Myśląc o zbliżającym się meczu z Sampdorią Genua, przypomniało nam się spotkanie, które miało miejsce 9 stycznia 2005 roku w Mediolanie. Spotkanie, które ze względu na swój przebieg było niezwykłe. 6 minut, które odmieniły losy zwykłego ligowego pojedynku, 6 minut które do dziś wspominane jest jako to jedno z najbardziej emocjonujących w historii Interu Mediolan.

W 18 kolejce Serie A, do Mediolanu przyjechała Sampdoria prowadzona przez Waltera Novellino. Inter pod wodzą Manciniego był zdecydowanym faworytem, jednak tego dnia przez większą część spotkania, nic nie układało się po myśli Interu. Znakomity mecz rozgrywał bramkarz Antonioli, który tylko w pierwszej połowie aż trzy razy powstrzymał Estebana Cambiasso, a następnie Adriano, Vierego i Recobę. To co nie udało się wymienionym zawodnikom, udało się Tonetto, który dał prowadzenie gościom tuż przed przerwą.
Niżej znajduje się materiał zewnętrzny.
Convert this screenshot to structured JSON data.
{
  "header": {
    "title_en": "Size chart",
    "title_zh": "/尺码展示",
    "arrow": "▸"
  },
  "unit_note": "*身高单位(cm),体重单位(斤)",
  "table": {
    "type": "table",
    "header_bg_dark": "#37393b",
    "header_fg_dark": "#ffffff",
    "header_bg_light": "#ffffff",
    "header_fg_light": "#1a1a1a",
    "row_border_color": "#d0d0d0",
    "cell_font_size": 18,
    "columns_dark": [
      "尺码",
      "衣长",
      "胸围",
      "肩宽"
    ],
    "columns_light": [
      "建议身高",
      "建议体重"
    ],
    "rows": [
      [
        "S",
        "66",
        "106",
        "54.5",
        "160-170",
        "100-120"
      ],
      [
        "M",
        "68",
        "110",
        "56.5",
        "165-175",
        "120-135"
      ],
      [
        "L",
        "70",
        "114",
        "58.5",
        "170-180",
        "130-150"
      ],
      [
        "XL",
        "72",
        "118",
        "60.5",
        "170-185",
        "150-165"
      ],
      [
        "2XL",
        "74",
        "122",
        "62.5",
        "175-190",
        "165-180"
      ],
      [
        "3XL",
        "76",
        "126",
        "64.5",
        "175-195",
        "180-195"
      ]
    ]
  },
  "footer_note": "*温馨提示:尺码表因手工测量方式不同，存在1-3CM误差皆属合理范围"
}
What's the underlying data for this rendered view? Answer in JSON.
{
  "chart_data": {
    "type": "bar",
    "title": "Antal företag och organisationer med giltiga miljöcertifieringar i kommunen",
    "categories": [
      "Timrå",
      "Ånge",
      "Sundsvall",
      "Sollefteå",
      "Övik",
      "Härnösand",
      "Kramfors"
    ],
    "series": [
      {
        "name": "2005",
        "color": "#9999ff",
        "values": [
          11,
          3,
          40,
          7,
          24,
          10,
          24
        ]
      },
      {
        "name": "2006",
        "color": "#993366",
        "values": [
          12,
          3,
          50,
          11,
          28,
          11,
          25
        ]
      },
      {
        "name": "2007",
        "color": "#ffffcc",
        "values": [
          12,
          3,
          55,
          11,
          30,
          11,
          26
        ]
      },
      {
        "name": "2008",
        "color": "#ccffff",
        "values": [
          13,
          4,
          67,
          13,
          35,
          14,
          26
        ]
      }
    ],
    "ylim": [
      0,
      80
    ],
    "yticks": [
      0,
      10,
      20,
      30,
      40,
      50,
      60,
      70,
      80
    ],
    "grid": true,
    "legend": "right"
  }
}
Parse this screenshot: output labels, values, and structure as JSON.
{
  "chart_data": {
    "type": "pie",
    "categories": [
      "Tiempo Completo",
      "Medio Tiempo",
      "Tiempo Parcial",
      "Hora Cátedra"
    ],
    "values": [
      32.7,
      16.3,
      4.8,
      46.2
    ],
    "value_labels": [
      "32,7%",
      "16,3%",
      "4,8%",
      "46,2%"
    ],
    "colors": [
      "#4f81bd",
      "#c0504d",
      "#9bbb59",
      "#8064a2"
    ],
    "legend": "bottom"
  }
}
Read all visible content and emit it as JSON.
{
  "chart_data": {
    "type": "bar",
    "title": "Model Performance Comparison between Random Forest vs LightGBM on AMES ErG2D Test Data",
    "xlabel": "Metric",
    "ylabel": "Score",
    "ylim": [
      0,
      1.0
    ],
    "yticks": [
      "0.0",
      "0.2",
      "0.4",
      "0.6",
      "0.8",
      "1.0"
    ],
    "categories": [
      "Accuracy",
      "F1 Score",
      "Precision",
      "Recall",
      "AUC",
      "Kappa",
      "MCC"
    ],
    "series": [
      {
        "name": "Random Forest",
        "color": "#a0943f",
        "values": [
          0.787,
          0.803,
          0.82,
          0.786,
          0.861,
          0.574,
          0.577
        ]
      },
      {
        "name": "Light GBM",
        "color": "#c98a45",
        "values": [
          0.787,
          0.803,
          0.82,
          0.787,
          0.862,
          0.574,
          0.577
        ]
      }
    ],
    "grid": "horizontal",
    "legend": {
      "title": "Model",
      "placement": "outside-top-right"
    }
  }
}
Po zmianie stron Inter nadal dominował, jednak nadal brakowało bramek. Na domiar złego, w 83 minucie na 2-0 trafił Kutuzov i wówczas wydawało się być już po meczu. Część kibiców wstała ze swoich miejsc i zniesmaczona obrotem spraw udała się do wyjścia. Nic nie zapowiadało trzęsienia ziemii, jakie miało nastąpić w samej końcówce.


Najpierw długim podaniem obsłużony został Obafemi Martins, który wpadając z piłką w pole karne najpierw "nawinął" jednego obrońce, a następnie sprytnym strzałem w długi róg dał Interowi bramkę kontaktową. Trafienie dodało skrzydeł Interowi, którego przewaga w kolejnych minutach była przygniatająca. Kilka groźnych rzutów rożnych i nie odgwizdana ręka w polu karnym nie zniechęciła zawodników Interu. W pierwszej minucie doliczonego czasu gry, w polu karnym do środka zagrał Martins a podanie na gola zamienił niezawodny Christian Vieri. Było 2-2, a publika na Meazza oszalała z radości. Inter uciekł z pod gilotyny, a wciąż pozostało trochę doliczonego czasu gry, by zagrać o pełną pulę i wygrać.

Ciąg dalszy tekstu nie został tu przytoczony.